Introduction to the Immune System (The Immune System in Health and Disease) (Rheumatology) Part 6

Cellular Interactions in Regulation of Normal Immune Responses

The net result of activation of the humoral (B cell) and cellular (T cell) arms of the adaptive immune system by foreign antigen is the elimination of antigen directly by specific effector T cells or in concert with specific antibody. Figure 1-2 is a simplified schematic diagram of the T and B cell responses indicating some of these cellular interactions.

The expression of adaptive immune cell function is the result of a complex series of immunoregulatory events that occur in phases. Both T and B lymphocytes mediate immune functions, and each of these cell types, when given appropriate signals, passes through stages, from activation and induction through proliferation, differentiation, and ultimately effector functions. The effector function expressed may be at the end point of a response, such as secretion of antibody by a differentiated plasma cell, or it might serve a regulatory function that modulates other functions, such as is seen with CD4+ and CD8+ T lymphocytes that modulate both differentiation of B cells and activation of CD8+ cytotoxic T cells.
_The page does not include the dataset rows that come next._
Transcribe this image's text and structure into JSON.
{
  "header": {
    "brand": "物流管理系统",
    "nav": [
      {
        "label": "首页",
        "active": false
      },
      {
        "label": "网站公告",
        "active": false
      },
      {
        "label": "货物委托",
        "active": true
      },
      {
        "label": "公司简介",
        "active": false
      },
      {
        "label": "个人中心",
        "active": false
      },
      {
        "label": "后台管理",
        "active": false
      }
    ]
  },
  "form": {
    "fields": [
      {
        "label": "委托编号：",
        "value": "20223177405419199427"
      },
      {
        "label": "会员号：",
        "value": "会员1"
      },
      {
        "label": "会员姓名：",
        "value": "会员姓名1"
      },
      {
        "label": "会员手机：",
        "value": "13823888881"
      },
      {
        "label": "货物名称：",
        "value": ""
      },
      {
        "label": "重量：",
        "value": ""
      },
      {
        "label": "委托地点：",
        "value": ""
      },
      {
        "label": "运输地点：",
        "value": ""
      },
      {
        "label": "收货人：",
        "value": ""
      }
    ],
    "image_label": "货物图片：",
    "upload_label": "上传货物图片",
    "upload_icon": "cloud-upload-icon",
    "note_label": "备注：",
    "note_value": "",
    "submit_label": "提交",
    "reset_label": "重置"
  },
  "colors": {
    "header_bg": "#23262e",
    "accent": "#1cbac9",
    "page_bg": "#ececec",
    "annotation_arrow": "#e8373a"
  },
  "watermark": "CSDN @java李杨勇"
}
CD4 helper T cells can be subdivided on the basis of cytokines produced (Fig. 1-2).Activated TH1-type helper T cells secrete IL-2, IFN-γ, IL-3,TNF-a, GM-CSF, and TNF-ß, while activated TH2-type helper T cells secrete IL-3, -4, -5, -6, -10, and -13.TH1 CD4+ T cells, through elaboration of IFN-γ, have a central role in mediating intracellular killing by a variety of pathogens.TH1 CD4+ T cells also provide T cell help for generation of cytotoxic T cells and some types of opsonizing antibody, and they generally respond to antigens that lead to delayed hypersensitivity types of immune responses for many intracellular viruses and bacteria (such as HIV or M. tuberculosis). In contrast,TH2 cells have a primary role in regulatory humoral immunity and isotype switching. TH2 cells, through production of IL-4 and IL-10, have a regulatory role in limiting proinflammatory responses mediated by TH1 cells (Fig. 1-2). In addition, TH2 CD4+ T cells provide help to B cells for specific Ig production and respond to antigens that require high antibody levels for foreign antigen elimination (extracellular encapsulated bacteria such as Streptococcus pneumoniae and certain parasite infections). The type of T cell response generated in an immune response is determined by the microbe PAMPs presented to the dendritic cells, the TLRs on the dendritic cells that become activated, the types of dendritic cells that are activated, and the cytokines that are produced (Table 1-4). Commonly, myeloid dendritic cells produce IL-12 and activate TH1 T cell responses that result in IFN-γ and cytotoxic T cell induction, and plas-macytoid dendritic cells produce IFN-a and lead to TH2 responses that result in IL-4 production and enhanced antibody responses.


As shown in Figs. 1-2 and 1-3, upon activation by dendritic cells, T cell subsets that produce IL-2, IL-3, IFN-γ, and/or IL-4, -5, -6, -10, and -13 are generated and exert positive and negative influences on effector T and B cells. For B cells, trophic effects are mediated by a variety of cytokines, particularly T cell-derived IL-3, -4, -5, and -6, that act at sequential stages of B cell maturation, resulting in B cell proliferation, differentiation, and ultimately antibody secretion. For cytotoxic T cells, trophic factors include inducer T cell secretion of IL-2, IFN-γ, and IL-12.

An important type of immunomodulatory T cell that controls immune responses is CD4+ and CD8+ T regulatory cells. These cells constitutively express the a chain of the IL-2 receptor (CD25), produce large amounts of IL-10, and can suppress both T and B cell responses. T regulatory cells are induced by immature dendritic cells and play key roles in maintaining tolerance to selfantigens in the periphery. Loss of T regulatory cells is the cause of organ-specific autoimmune disease in mice such as autoimmune thyroiditis, adrenalitis, and oophoritis.T regulatory cells also play key roles in controlling the magnitude and duration of immune responses to microbes. Normally, after the initial immune response to a microbe has eliminated the invader, T regulatory cells are activated to suppress the antimicrobe response and prevent host injury. Some microbes have adapted to induce T regulatory cell activation at the site of infection to promote parasite infection and survival. In Leishmania infection, the parasite locally induces T regulatory cell accumulation at skin infection sites that dampens anti-Leishmania T cell responses and prevents elimination of the parasite. It is thought that many chronic infections such as by M. tuberculosis are associated with abnormal T regulatory cell activation that prevents elimination of the microbe.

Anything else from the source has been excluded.